Scientific insight into the origin of kindness was given by Sagan in a different book, "The Dragons of Eden." He outlined the astounding theory of "the triune brain," which goes like this:

Reptiles have tiny, rudimentary brains, capable of little except fight-or-flight responses. As mammals evolved, the little reptilian brain remained within their skulls, overgrown by a larger mammal brain capable of group feelings and nurturing urges. Then as humans evolved, the reptile and mammal brains remained, enveloped by the huge cerebral cortex capable of language, logic and endless achievements.

Thus every human head contains three overlapping brains: the crude reptilian base, the surrounding mammal brain (limbic system), with both engulfed in the large cerebrum that is the unique feature of humans. All three parts function constantly.

It's popular among science buffs to blame crude and brutal actions on our reptilian core, while wisdom, love and insights are attributed to the higher brains.
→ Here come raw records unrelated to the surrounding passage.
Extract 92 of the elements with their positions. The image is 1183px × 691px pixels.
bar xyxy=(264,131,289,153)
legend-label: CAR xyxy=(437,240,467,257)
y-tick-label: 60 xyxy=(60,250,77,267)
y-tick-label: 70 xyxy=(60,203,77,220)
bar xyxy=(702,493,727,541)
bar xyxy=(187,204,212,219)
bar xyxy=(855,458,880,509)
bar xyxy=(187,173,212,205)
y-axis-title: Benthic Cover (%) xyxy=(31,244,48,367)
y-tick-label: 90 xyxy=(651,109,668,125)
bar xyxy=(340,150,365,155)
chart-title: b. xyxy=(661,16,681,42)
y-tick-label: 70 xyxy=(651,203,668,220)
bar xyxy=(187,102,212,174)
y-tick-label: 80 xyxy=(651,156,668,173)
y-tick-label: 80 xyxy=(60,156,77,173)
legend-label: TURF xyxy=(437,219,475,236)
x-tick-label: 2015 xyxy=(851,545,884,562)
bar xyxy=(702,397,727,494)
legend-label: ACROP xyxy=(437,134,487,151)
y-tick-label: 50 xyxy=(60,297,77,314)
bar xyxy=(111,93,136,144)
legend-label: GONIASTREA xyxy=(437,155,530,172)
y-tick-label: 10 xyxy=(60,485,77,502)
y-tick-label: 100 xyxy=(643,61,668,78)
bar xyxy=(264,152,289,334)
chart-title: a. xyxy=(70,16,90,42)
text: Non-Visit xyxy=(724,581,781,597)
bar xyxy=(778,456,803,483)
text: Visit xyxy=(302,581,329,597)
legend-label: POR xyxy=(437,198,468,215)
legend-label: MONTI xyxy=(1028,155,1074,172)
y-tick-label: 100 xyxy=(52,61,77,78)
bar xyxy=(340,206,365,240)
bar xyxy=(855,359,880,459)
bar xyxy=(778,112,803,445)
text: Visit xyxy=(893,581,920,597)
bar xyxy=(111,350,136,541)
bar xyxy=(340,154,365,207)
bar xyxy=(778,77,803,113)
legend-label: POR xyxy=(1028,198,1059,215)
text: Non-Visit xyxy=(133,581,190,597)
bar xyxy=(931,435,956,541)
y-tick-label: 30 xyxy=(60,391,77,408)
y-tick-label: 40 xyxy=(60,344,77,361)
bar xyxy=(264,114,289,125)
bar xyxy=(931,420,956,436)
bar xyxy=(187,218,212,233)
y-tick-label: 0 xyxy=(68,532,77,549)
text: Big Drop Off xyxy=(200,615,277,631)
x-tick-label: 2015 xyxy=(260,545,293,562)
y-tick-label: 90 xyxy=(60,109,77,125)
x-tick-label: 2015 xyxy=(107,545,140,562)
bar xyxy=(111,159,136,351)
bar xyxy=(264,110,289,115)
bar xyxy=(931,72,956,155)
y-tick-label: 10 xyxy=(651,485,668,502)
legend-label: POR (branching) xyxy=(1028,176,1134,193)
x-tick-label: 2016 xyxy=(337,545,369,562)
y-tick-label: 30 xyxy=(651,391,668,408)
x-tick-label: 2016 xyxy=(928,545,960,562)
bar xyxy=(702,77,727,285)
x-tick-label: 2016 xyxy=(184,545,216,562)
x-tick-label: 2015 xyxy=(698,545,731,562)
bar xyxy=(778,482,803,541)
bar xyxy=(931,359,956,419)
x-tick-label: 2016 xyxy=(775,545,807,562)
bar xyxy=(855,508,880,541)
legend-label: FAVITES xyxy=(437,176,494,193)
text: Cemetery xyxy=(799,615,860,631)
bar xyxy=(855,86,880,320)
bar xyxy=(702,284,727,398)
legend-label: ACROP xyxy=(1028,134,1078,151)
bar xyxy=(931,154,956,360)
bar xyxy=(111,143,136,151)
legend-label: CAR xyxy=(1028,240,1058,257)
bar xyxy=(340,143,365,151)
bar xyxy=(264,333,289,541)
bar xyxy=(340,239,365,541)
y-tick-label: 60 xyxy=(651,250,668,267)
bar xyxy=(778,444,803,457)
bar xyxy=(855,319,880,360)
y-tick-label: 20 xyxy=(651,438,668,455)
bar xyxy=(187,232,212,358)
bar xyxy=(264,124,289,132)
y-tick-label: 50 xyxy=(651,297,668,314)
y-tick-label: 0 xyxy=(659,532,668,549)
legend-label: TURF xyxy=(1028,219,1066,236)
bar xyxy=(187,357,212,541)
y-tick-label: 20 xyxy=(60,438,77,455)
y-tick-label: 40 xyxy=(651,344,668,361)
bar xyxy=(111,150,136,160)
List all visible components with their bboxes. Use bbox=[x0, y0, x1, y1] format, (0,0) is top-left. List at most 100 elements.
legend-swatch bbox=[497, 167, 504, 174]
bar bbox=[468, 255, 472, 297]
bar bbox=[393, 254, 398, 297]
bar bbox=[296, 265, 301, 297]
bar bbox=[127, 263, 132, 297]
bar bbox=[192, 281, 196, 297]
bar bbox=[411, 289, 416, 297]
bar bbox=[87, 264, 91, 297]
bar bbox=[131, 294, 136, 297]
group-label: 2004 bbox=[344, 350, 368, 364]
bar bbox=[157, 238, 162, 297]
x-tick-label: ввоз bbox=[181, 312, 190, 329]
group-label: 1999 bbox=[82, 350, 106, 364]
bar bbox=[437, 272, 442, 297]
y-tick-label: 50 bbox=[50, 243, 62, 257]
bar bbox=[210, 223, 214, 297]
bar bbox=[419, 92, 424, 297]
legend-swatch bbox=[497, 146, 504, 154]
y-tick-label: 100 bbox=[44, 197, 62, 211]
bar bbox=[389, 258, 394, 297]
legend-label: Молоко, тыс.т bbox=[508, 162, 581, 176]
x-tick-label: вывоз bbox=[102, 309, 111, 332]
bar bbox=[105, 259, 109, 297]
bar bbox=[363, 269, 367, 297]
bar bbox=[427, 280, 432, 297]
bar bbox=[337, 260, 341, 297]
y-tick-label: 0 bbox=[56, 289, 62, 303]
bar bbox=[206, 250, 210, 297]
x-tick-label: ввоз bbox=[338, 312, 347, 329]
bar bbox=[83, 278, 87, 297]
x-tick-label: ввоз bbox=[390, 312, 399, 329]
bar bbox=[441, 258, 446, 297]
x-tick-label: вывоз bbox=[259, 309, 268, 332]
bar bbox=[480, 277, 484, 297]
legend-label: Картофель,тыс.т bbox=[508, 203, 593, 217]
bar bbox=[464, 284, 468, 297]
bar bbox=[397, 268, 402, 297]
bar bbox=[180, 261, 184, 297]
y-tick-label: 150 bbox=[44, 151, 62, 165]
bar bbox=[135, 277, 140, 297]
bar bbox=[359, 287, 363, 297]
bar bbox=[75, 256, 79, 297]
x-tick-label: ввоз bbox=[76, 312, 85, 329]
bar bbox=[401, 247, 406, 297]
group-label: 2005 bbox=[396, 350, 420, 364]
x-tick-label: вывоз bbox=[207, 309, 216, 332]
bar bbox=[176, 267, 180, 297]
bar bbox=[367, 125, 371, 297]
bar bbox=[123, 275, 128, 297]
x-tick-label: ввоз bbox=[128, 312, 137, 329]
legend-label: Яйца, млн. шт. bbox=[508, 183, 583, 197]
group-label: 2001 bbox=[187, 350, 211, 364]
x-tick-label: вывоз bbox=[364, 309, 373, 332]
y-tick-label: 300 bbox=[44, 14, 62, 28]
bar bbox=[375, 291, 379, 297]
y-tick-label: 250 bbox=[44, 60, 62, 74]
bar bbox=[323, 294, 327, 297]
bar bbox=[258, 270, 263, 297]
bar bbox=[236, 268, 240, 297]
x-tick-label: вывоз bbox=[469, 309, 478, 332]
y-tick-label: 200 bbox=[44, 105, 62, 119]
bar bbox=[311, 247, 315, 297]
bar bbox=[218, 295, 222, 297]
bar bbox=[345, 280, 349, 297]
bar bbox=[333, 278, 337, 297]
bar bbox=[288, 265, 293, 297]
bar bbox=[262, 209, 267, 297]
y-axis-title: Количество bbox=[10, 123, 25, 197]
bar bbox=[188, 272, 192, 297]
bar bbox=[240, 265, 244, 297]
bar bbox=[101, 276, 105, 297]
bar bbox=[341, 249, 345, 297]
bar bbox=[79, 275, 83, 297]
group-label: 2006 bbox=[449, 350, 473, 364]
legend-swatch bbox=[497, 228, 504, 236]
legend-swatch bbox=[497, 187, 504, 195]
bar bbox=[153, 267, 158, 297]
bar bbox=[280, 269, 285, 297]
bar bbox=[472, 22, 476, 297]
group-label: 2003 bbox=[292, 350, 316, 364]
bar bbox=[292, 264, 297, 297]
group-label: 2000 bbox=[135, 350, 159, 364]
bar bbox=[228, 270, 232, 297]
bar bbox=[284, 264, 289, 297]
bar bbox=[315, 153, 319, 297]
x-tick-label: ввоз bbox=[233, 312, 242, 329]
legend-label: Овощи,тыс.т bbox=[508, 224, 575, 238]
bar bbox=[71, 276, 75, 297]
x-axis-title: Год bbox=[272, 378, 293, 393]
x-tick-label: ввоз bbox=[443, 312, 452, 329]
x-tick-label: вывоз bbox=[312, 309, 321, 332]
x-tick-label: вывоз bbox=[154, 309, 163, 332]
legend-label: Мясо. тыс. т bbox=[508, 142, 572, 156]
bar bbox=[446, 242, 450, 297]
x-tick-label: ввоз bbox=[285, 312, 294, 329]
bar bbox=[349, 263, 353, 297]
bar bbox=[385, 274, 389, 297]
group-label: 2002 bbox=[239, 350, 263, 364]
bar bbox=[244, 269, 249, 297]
This makes sense to me. When fanatics kill "infidels," or tribal mobs beat neighbors to death, or "hawks" clamor for war, I envision the little reptile mind at work. When peacemakers try to end bigotry and make life better for all sides, I tell myself it's the large cerebrum doing its finest work.

Humanity's harmonious impulses are strong enough to suppress the destructive urges. It happens a million times a day around the world as people live in non-hurtful ways. Therefore, intelligent people must strive endlessly to bolster the humane elements of the psyche - the Christmas feelings - and defuse the ugly ones.

A similar message was delivered by the movie, "Oh God." The crusty old Deity (George Burns) told the idealistic young man (John Denver) that humanity has been given everything needed to make life good, but it's up to people to make it work.

The mood at holiday time shows that it's possible.